Re: SolrCloud MatchAllDocsQuery returning different number of docs each request

Posted by Timothy Potter <th...@gmail.com>.

Yes, I can but won't get to it today unfortunately. I had my eval
environment running on some very expensive EC2 instances and shut it
down for the time being until I can focus on it again. Will try to get
back to this either tomorrow or over the weekend. Sorry for the delay.

Tim

On Thu, Aug 2, 2012 at 1:35 PM, Mark Miller <ma...@gmail.com> wrote:
> Can you do me a favor and try not using the batch add for a run?
>
> Just do the add one doc at a time. (solrServer.add(doc) rather than solrServer.add(collection))
>
> I just fixed one issue with it this morning on trunk - it may be the cause of this oddity.
>
> I'm also working on some performance issues around that method too (good performance without starting thousands of threads).
>
> Until I get all that straightened out (hopefully very soon), I think you will have better luck not using the bulk, collection add method.
>
> On Aug 2, 2012, at 2:16 PM, Timothy Potter <th...@gmail.com> wrote:
>
>> Thanks Mark.
>>
>> I'm actually using SolrJ 3.4.0, so using CommonsHttpSolrServer:
>>
>> Collection<SolrInputDocument> batch = ...
>> ... build up batch ...
>> solrServer.add( batch );
>>
>> Basically, I have a custom Pig StoreFunc that sends docs to Solr from
>> our Hadoop analytics nodes. The reason I'm not using SolrJ 4.0.0-ALPHA
>> is that I couldn't get it to run in my Hadoop environment. There's
>> some classpath conflict with the Apache HttpClient.
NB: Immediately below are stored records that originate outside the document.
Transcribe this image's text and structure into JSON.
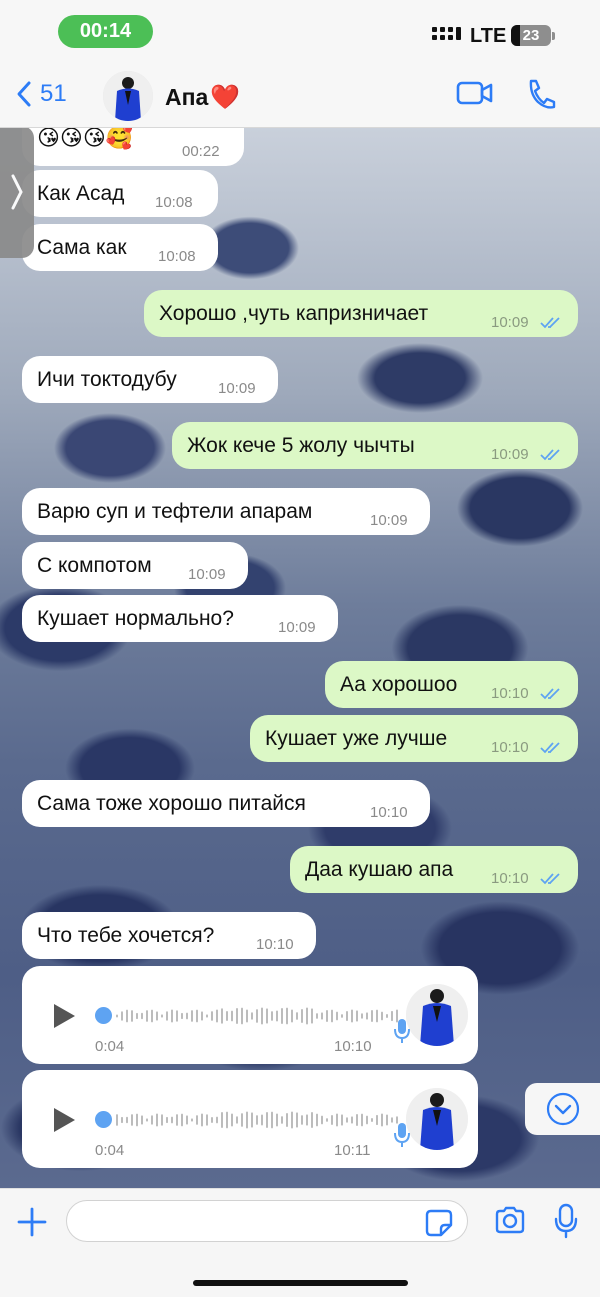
{
  "status_bar": {
    "time": "00:14",
    "network": "LTE",
    "battery": "23"
  },
  "header": {
    "back_count": "51",
    "contact_name": "Апа",
    "contact_emoji": "❤️",
    "icons": [
      "chevron-left-icon",
      "video-call-icon",
      "phone-icon"
    ]
  },
  "messages": [
    {
      "dir": "in",
      "text": "😘😘😘🥰",
      "time": "00:22"
    },
    {
      "dir": "in",
      "text": "Как Асад",
      "time": "10:08"
    },
    {
      "dir": "in",
      "text": "Сама как",
      "time": "10:08"
    },
    {
      "dir": "out",
      "text": "Хорошо ,чуть капризничает",
      "time": "10:09",
      "read": true
    },
    {
      "dir": "in",
      "text": "Ичи токтодубу",
      "time": "10:09"
    },
    {
      "dir": "out",
      "text": "Жок кече 5 жолу чычты",
      "time": "10:09",
      "read": true
    },
    {
      "dir": "in",
      "text": "Варю суп и тефтели апарам",
      "time": "10:09"
    },
    {
      "dir": "in",
      "text": "С компотом",
      "time": "10:09"
    },
    {
      "dir": "in",
      "text": "Кушает нормально?",
      "time": "10:09"
    },
    {
      "dir": "out",
      "text": "Аа хорошоо",
      "time": "10:10",
      "read": true
    },
    {
      "dir": "out",
      "text": "Кушает уже лучше",
      "time": "10:10",
      "read": true
    },
    {
      "dir": "in",
      "text": "Сама тоже хорошо питайся",
      "time": "10:10"
    },
    {
      "dir": "out",
      "text": "Даа кушаю апа",
      "time": "10:10",
      "read": true
    },
    {
      "dir": "in",
      "text": "Что тебе хочется?",
      "time": "10:10"
    }
  ],
  "voice_messages": [
    {
      "duration": "0:04",
      "time": "10:10"
    },
    {
      "duration": "0:04",
      "time": "10:11"
    }
  ],
  "composer": {
    "value": "",
    "placeholder": "",
    "icons": [
      "plus-icon",
      "sticker-icon",
      "camera-icon",
      "microphone-icon"
    ]
  },
  "colors": {
    "accent": "#2d7cf6",
    "outgoing_bubble": "#dcf8c6",
    "incoming_bubble": "#ffffff",
    "time_pill": "#4cbf56"
  }
}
SolrJ 4 depends on
>> 4.1.3 but when I run it in my env, I get the following:
>>
>> Caused by: java.lang.NoSuchMethodError:
>> org.apache.http.impl.conn.tsccm.ThreadSafeClientConnManager: method
>> <init>()V not found
>>       at org.apache.solr.client.solrj.impl.HttpClientUtil.createClient(HttpClientUtil.java:94)
>>       at org.apache.solr.client.solrj.impl.CloudSolrServer.<init>(CloudSolrServer.java:70)
>>       ... 16 more
>>
>> I spent hours trying to resolve the classpath issue and finally had to
>> bail and just used the 3.4 SolrJ client as I'm just at the evaluation
>> stage at this point. So it sounds like this could be the cause of my
>> problems.
>>
>> One other thing ... I do have the _version_ field defined in my
>> schema.xml but am not setting it on the client side when indexing.
>> Should I be doing that?
>>
>> Cheers,
>> Tim
>>
>>
>> On Thu, Aug 2, 2012 at 11:27 AM, Mark Miller <ma...@gmail.com> wrote:
>>>
>>> On Aug 2, 2012, at 11:08 AM, Timothy Potter <th...@gmail.com> wrote:
>>>
>>>> Just starting to get into SolrCloud using 4.0.0-ALPHA and am very
>>>> impressed so far ...
>>>>
>>>> I have a 12-shard index with ~104M docs with each shard having
>>>> 1-replica (so 24 Solr servers running)
>>>>
>>>> Using the Query form on the Admin panel, I issue the MatchAllDocsQuery
>>>> (*:*) and each time I send the request the value for numFound in the
>>>> result is different. It's always close but not exactly the same as I
>>>> would expect? Can anyone shed some light on this issue? I also tried a
>>>> real query, such as "#olympics lochte" and same thing - different
>>>> numFound each time. The first page of actual docs returned is the same
>>>> so maybe I should just ignore the numFound issue?
>>>>
>>>> Note that while experiencing this behavior, I am not adding any docs
>>>> to the index and all docs have been committed with waitFlush=true and
>>>> waitSearcher=true on the commit. Also, not doing soft commits at this
>>>> point. In addition, after having committed all 104M docs, I hit the
>>>> optimize button the panel so I have only 1 segment. In other words,
>>>> the index is not being updated and has been optimized at this point.
>>>
>>>
>>> How are you adding docs? Eg what client and what method in particular (what is your line of code that actually adds the doc).
>>>
>>> You can find the numFound result for each node by passing the param distrib=false. What does this tell you? Are your replicas in sync with the leader? What does the count for each shard add up to?
>>>
>>> I would not ignore the issue - something must be off. It may somehow be user error, it may be a bug that has been fixed since the alpha, or it may be something new.
>>>
>>> Are you sure every shard you are issuing the query *from* is active and live according to ZooKeeper? Eg when you look at the cloud admin view and look at the cluster visualization, are all the nodes green?
>>>
>>> - Mark Miller
>>> lucidimagination.com
>>>
>>>
>>>
>>>
>>>
>>>
>>>
>>>
>>>
>>>
>>>
>
> - Mark Miller
> lucidimagination.com
>
>
>
>
>
>
>
>
>
>
>

Re: SolrCloud MatchAllDocsQuery returning different number of docs each request

Posted by Mark Miller <ma...@gmail.com>.

Can you do me a favor and try not using the batch add for a run?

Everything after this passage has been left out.